Mobilization may aggravate Putin's problems

The mobilization of reservists announced by Vladimir Putin represents a further step in the escalation of tension in Ukraine and in the involvement of his country in the war, but this measure, if not accompanied by others, is not necessarily the solution to the problems of the Russian army in the conflict.

Thomas Osborne
Thomas Osborne
21 September 2022 Wednesday 03:30
17 Reads
Mobilization may aggravate Putin's problems

The mobilization of reservists announced by Vladimir Putin represents a further step in the escalation of tension in Ukraine and in the involvement of his country in the war, but this measure, if not accompanied by others, is not necessarily the solution to the problems of the Russian army in the conflict. Moreover, it could aggravate them.

Since the beginning of the invasion, the casualties on both sides have been enormous, to the point that several analysts have pointed out that the losses are comparable to those of certain phases of the Second World War, something exceptional in contemporary conflicts.
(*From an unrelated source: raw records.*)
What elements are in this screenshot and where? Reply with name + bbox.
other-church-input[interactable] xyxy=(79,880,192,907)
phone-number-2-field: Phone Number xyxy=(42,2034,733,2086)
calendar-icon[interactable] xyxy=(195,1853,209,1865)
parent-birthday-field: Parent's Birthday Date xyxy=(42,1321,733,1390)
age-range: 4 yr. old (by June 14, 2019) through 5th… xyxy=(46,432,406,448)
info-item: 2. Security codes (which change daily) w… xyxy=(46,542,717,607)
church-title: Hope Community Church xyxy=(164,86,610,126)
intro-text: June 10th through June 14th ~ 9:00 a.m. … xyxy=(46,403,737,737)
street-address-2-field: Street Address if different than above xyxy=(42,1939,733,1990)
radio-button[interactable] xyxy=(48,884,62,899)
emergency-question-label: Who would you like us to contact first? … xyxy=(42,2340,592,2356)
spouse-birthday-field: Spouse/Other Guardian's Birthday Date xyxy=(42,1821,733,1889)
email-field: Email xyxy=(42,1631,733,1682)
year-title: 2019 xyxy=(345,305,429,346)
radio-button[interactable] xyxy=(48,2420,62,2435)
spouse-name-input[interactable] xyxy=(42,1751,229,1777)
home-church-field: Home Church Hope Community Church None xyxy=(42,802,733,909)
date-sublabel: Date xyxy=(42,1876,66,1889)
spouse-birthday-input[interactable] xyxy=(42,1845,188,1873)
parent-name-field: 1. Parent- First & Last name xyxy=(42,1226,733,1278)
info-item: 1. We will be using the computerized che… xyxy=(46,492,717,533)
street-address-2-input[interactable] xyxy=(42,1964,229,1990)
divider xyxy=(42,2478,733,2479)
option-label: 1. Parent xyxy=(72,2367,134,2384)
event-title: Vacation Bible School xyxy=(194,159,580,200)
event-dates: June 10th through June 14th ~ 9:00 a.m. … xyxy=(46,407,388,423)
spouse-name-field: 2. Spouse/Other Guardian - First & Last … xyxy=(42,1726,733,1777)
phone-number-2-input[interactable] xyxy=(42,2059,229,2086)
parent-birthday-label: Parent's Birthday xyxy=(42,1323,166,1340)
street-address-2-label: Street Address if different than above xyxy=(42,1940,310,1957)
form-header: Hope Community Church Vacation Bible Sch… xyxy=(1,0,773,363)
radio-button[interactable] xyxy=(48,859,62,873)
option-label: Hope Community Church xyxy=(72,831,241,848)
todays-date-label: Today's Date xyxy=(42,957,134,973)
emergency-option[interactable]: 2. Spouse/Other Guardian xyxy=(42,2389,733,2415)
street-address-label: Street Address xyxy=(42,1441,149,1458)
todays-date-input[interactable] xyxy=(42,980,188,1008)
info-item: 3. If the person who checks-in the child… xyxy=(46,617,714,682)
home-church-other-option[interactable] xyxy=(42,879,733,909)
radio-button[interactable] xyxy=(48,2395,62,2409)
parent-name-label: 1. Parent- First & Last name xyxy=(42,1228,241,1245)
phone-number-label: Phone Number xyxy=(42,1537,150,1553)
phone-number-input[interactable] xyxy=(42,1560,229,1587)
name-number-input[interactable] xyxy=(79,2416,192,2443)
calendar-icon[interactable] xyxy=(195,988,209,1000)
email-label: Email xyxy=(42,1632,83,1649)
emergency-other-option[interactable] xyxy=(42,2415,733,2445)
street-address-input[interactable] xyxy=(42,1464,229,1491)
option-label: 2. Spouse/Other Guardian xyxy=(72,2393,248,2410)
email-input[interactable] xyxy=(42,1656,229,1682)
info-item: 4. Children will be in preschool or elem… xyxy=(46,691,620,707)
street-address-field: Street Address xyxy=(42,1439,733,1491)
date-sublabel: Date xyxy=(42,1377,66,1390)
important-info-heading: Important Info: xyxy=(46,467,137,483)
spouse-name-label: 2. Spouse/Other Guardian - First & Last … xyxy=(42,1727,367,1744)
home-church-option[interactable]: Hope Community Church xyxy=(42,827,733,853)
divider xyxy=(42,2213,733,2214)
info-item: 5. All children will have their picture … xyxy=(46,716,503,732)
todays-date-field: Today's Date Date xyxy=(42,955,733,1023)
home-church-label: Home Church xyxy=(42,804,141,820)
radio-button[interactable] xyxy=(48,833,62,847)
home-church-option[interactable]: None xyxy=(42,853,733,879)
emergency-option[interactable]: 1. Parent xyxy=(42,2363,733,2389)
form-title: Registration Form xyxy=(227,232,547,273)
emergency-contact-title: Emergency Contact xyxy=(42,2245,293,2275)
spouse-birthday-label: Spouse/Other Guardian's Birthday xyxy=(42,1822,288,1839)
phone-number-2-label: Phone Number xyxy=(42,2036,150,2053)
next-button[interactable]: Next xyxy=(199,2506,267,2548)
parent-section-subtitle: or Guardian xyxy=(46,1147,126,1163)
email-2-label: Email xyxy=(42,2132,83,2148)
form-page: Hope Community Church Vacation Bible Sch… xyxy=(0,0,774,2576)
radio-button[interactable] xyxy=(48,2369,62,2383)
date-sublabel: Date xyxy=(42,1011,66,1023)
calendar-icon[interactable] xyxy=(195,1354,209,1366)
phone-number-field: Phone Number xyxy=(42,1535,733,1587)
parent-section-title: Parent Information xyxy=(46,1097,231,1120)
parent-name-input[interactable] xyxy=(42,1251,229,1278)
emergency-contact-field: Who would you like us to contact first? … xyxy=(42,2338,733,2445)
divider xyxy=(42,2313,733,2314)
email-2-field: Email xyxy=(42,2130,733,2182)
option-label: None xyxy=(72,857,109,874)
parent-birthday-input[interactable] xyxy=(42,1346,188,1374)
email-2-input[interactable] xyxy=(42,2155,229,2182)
Some estimates put Russian casualties since February at more than 50,000. From this point of view, the mobilization of 300,000 reservists has the purpose of recovering the numbers of initial combatants and also constituting refresher units, the lack of which has been one of the difficulties that Russia has had to face in the face of the recent Ukrainian counteroffensive and that in part explains the sinking of the front in the north.

However, the Russian problems since the hostilities began have not only been related to men, but also to organization and command, with little autonomy for the units and an unusual number of high-ranking officers killed in combat; of the logistics chain, with the consequent lack of supplies aggravated by Western sanctions; poor equipment for soldiers; and of a technological nature, because the weapons supplied by Western countries have given the Ukrainian army an advantage at key moments.

None of these problems can be solved by mobilizing more soldiers alone: ​​sending thousands of soldiers to the front without adequate logistics or means, far from solving the problems, can aggravate them. Hence, Putin met with the heads of Russian industry to demand an increase in production.

A few days ago, Chicago University professor Paul Poast stressed that the key to Ukraine's success was due to the huge amounts of material delivered by Western countries and made an interesting comparison in which he pointed out that these aids are comparable to that the United States facilitated in the Second World War to the USSR and that were decisive against the Germans. The law of lend and lease, but in reverse.

The call-up, however, is limited. Calling up 300,000 reservists, who Putin said "have a certain military specialty and relevant experience," is still far from general mobilization. It remains to be seen whether or not it is easy and quick to incorporate these soldiers to the front, although of course they are supposed to be more effective than if it were a general mobilization, the effectiveness of which would be conditioned by the necessary preparation time. It also remains to be seen whether or not the measure may have consequences in the form of social unrest.

The professor of strategic studies at the University of Saint Andrews, Phillips P. O'Obrien, pointed out that if Putin really believes, as he said, that the West intends the division and destruction of Russia and does not resort to general mobilization, it is that “it is terrified of the possible reaction of public opinion.”

This idea has often been used by analysts to explain why only a relatively small part of Russia's potential has been mobilized in the current conflict. It is not a mere rhetorical argument, but there is enough background in Russian history to explain this fear. Parallels have often been drawn between the current invasion of Ukraine and the Russo-Japanese War of 1904-1905, which the Tsarist regime began thinking it would be a military parade and ended in humiliating disaster. For the historian Orlando Figes, that catastrophe sowed discontent throughout the country and started the revolutionary cycle.

In the case of the First World War, the Russian mobilization was logically much greater, in the same way that the catastrophe was. The first serious setback (the failed Prussian offensive) claimed a quarter of a million lives, a foretaste of military incompetence to come. The disastrous management of the conflict, the obsolescence of the tsarist armed forces and the deficient means and equipment of the soldiers caused millions of casualties, massive desertions and, finally, a strong social discontent that would be one of the main ingredients of the October revolution 1917. The Bolsheviks made peace with the Germans in March 1918.

Likewise, the discontent derived from the invasion of Afghanistan (1979), in which recruits were mobilized, has been used as an element that eroded the communist regime in its last years.

The Russian-Soviet military culture has historically been characterized by the fact that in defeats, but also in victories, its own casualties have been considerable, well above those of contemporary armies. This pattern seems to hold true for the Ukraine conflict as well, though times are changing and the country's ruling class may be more cautious than in the past, if only a little.